この記事をまとめると
■ドイツでは自動車産業は国の基幹産業のひとつだ
■日本車や韓国車はドイツ国民の目線で見れば輸入車にあたるが維持費は安価だ
■日本におけるドイツ御三家の維持費は本国においても高額になる傾向にある
ドイツにおける輸入車の維持費事情
ドイツは日本同様に自国で数多くの自動車メーカーを所有し、自動車産業は国のもっとも大きな産業のひとつでもあるが、各種関税や付加価値税(日本の消費税に相当)が高額とはいえ、外国の自動車の参入にも門戸を広げており、ドイツ国内ではさまざまな国の自動車が走っているのを目にする。
とくにコロナ禍を経て日本と同様に酷いインフレに悩まされるドイツでは、新車価格も軒並み跳ね上がり、購入には戸惑ってしまう昨今。
ドイツ国内で販売されている自動車メーカーのなかで、ドイツ車ならばフォルクスワーゲンやオペル、外国製となると中国、韓国、日本、フランス、イタリア、スペイン、ポーランド、チェコのメーカーが、比較的手に入れやすい価格帯のモデルの販売をしている。
そのなかでもとくに韓国や日本のメーカーは、ドイツメーカーにはないようなお得な長期保証を提供しており、パッケージを上手に組み合わせれば、実質的に次の車両へ買い替えるまでは車検や自動車保険以外の費用がほぼ不要というプランも可能とあることから、新車購入時に販売員とじっくりと得策プランを練ることが維持費の安さに繋がるようだ。
私の知人の自動車関連のジャーナリストのドイツ人KIAオーナーは、7年保証・整備付きのプランとともに、7年置きにKIAの新車に買い替えているのだが、なぜKIAにこだわって購入するのか? それほどにKIAが魅力的な車両なのだろうか?
──その理由には、保証期間中、すなわちKIAを所有している7年間は、車検や自動車保険とガソリン以外の出費がほぼ不要だからという。デザインやドライブフィーリングにフォーカスを置いてクルマ選びをするのではなく、あえて徹底的に維持費の安さにこだわってKIAを選んだという合理的な考えもある。自動車関連のジャーナリストとして、日頃からあらゆるクルマを接しているからこそ出した決断なのかも知れない。
上記に挙げた国々のメーカーのなかで、プレミアムモデルを除けば、車両本体価格はもちろんのこと、パーツや整備費用や保険代などの維持費も、輸入車とはいえドイツ御三家と比較すると安く、日本からみた「外車は維持費が高い」の逆の構図は一概には当てはまるとはいい難い。モデルによれば「外車は安い」という方向にも向く。むしろ、維持費を徹底的に押さえるには「外車」の廉価モデル+長期保証と整備パッケージを購入したほうがいいのかも知れない。

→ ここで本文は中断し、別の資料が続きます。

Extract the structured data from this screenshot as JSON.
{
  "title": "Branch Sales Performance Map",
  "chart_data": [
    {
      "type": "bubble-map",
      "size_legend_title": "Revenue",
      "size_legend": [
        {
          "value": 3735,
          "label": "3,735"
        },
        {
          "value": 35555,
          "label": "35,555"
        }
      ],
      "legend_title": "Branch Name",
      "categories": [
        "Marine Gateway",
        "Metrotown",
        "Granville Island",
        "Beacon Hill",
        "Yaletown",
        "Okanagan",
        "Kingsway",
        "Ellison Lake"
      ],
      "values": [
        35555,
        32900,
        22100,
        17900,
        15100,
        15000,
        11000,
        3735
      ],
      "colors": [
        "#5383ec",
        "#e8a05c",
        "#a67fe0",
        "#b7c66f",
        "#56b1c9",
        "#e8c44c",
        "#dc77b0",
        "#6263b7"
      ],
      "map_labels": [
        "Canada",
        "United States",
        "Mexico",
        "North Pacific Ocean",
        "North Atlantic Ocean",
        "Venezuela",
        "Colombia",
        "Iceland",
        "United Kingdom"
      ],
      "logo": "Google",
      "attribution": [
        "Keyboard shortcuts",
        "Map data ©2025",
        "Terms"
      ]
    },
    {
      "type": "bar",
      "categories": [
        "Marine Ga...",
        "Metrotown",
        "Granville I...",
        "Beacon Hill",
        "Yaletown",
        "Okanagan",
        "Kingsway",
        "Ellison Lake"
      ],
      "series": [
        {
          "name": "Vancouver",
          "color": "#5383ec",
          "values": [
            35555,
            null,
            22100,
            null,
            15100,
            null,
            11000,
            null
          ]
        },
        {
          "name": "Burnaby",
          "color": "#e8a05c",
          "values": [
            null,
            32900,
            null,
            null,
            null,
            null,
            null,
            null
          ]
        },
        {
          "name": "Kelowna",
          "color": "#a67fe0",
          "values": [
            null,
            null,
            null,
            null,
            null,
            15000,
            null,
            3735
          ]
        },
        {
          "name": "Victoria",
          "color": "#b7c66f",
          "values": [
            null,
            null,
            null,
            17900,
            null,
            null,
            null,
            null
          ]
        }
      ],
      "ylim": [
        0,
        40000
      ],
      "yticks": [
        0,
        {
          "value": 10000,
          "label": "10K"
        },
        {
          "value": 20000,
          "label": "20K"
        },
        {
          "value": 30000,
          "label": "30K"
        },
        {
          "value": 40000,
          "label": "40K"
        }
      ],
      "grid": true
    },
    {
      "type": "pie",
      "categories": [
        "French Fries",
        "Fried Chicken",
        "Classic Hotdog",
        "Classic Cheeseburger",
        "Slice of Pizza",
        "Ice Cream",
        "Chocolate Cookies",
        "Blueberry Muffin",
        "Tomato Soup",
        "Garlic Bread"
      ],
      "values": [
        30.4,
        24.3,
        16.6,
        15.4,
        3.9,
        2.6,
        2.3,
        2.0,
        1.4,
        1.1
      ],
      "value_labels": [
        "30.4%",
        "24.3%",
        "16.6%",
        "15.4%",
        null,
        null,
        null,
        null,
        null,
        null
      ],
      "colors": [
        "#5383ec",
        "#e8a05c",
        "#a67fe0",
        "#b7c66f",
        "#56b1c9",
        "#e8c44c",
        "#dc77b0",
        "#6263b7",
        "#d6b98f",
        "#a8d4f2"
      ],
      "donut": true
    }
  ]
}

なお、日本の消費税は10%だが、ドイツではそれに相当する付加価値税が19%。近隣諸国は軒並み20%を超えるがゆえに、新車・中古車にかかわらず自動車を購入する際や部品購入、整備、車検や保険など、あらゆる費用に日本よりも高額な税金が課されるのが悩ましいところでもある。
またコロナ禍以降には修理や整備費用の値上げのほか、今年からは一斉に自動車保険が約20%も値上がりするなど、維持費の捻出にも頭を悩ませることとなっている。ドイツでは中古や新車、法人やプライベートにかかわらずカーリースも非常に盛んである一方で、都市部では乗り捨てのカーシェアは有り余るほどに乱立しているだけに、必ずしもクルマを所有する必要はないのかも知れない。
ドイツでは、クルマの利用頻度や予算によってさまざまなカーライフを選択出来る時代になっている。